Embodiments of the invention are further illustrated in the following non-limiting examples. It should be understood that these embodiments, while indicating certain embodiments of the invention, are given by way of illustration only. From the above discussion and these examples, one skilled in the art can ascertain the essential characteristics of this invention, and without departing from the spirit and scope thereof, can make various changes and modifications of the embodiments of the invention to adapt it to various usages and conditions. Accordingly, various modifications of the embodiments of the present invention, in addition to those shown and described herein, will be apparent to those skilled in the art from the foregoing description. Such modifications are also intended to fall within the scope of the appended claims.

Example 1

Each formulation was made and tested according to the following table.

Foam residence time in minutes

FSC35K2 shows a typical foaming bathroom cleaning composition (cationic activity) without cocoamidopropyl booster, without foaming antagonist, in comparison to the residence time of the composition of the present invention. FSC35K1 and FSC35K2 are compositions comprising foam boosters and foam antagonists according to the invention.
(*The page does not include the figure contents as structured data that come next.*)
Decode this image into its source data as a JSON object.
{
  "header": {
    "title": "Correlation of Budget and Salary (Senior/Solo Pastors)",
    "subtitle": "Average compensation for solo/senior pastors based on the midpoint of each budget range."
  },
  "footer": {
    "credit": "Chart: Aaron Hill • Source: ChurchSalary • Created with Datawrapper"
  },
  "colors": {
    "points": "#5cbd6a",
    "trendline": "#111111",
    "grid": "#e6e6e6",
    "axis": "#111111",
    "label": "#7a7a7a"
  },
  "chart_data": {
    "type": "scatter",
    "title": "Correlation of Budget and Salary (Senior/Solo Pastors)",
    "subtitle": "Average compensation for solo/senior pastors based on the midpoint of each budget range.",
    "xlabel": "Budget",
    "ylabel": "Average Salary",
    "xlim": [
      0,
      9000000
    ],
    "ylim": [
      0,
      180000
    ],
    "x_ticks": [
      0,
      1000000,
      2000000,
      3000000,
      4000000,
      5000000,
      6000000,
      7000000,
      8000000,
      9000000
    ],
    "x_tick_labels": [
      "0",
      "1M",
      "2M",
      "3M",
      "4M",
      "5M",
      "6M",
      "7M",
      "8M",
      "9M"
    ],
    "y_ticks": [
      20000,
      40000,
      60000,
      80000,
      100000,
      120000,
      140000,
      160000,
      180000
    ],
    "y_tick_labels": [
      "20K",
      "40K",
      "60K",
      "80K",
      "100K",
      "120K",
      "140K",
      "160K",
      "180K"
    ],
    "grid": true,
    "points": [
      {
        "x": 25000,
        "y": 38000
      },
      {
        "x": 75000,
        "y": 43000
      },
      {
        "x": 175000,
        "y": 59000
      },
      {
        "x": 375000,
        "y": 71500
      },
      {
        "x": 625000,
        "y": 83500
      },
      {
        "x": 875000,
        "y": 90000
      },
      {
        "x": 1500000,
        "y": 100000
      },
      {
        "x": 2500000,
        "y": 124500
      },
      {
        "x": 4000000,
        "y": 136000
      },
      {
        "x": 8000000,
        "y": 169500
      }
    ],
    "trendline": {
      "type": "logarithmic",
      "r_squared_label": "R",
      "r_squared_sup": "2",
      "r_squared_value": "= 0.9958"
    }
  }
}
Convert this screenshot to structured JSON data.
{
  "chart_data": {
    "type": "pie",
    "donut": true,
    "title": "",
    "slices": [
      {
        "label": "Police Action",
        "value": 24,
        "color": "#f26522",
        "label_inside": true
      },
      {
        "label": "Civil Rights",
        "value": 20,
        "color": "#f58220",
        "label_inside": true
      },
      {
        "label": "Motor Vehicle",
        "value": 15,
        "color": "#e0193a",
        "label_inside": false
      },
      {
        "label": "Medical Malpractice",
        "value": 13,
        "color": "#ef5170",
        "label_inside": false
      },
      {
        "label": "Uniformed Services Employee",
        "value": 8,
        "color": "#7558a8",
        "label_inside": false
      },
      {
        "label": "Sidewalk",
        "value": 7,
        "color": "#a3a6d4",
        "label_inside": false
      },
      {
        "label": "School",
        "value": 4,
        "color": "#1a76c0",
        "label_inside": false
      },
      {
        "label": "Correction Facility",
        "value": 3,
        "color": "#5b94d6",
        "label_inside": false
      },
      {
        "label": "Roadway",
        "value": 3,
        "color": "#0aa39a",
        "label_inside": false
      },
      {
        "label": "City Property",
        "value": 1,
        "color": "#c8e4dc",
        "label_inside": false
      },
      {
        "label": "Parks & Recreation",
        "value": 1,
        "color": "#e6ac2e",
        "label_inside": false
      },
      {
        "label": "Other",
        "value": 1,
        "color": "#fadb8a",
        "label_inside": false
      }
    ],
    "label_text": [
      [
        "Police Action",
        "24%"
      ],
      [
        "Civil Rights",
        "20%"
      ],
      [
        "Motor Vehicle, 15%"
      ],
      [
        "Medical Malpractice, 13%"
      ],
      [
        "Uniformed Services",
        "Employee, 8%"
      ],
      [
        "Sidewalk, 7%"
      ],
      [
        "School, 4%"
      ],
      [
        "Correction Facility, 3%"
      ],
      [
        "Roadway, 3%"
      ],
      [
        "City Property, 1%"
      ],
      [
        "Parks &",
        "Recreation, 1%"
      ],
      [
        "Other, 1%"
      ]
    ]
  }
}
From the results, it can be seen that shorter residence times occur in the presence of the antagonist but no potentiator, and longer residence times occur in the presence of both.

While this invention has been described as it is obvious that the same may be varied in many ways. Such variations are not to be regarded as a departure from the spirit and scope of the invention, and all such modifications are intended to be included within the scope of the following claims.

Claims

1. A foamable cleaning composition comprising:

a) 4-12wt% of one or more foaming surfactants which are amine oxide surfactants,

b) 0.5 to 10wt% of one or more foaming boosters, which are solvents, said foaming boosters or solvents being cocoamidopropyl phosphatidyl PG-dimethyl ammonium chloride, and

c) 8-15wt% of one or more foaming antagonists, which are quaternary ammonium compounds,

the rest is water or other functional components;

the cleaning composition has a pH of 7.0 to 12.5 and the cleaning composition can be foamed without the use of a propellant.

2. The cleaning composition of claim 1, wherein the foaming antagonist has antimicrobial activity.

3. A method of cleaning a hard surface to remove dirt and/or debris, the method comprising:

applying to the surface a foaming cleaning composition comprising 4-12wt% foaming surfactant, 0.5-10wt% foaming booster and 8-15wt% foaming antagonist, wherein the foaming surfactant is an amine oxide surfactant, the foaming booster is a solvent, the foaming booster or solvent is cocamidopropyl phosphatidyl PG-dimethyl ammonium chloride, the foaming antagonist is a quaternary ammonium compound, wherein the cleaning composition is foamable without the use of a propellant;

Allowing the foam to dissipate; and thereafter

The surface is rinsed to remove the composition and the dirt and/or debris.

4. The method of claim 3, wherein the hard surface is a bathroom surface.

5. The method of any one of claims 3-4, wherein the hard surface is one of: plastics, metals, glass, natural and synthetic rubber, wood, ceramics or stone.

6. The method of any one of claims 3-4, wherein the hard surface is one of: stainless steel, aluminum, copper, vinyl, bakelite or melamine.

7. The method of any one of claims 3-4, wherein the hard surface is brass or mild steel.

8. The method of any one of claims 3-4, wherein the surface is a non-horizontal surface.

9. The method of claim 8, wherein the non-horizontal surface is on a toilet, glass, shower, vehicle, or wall.

10. The method of claim 8, wherein the non-horizontal surface is on a mirror.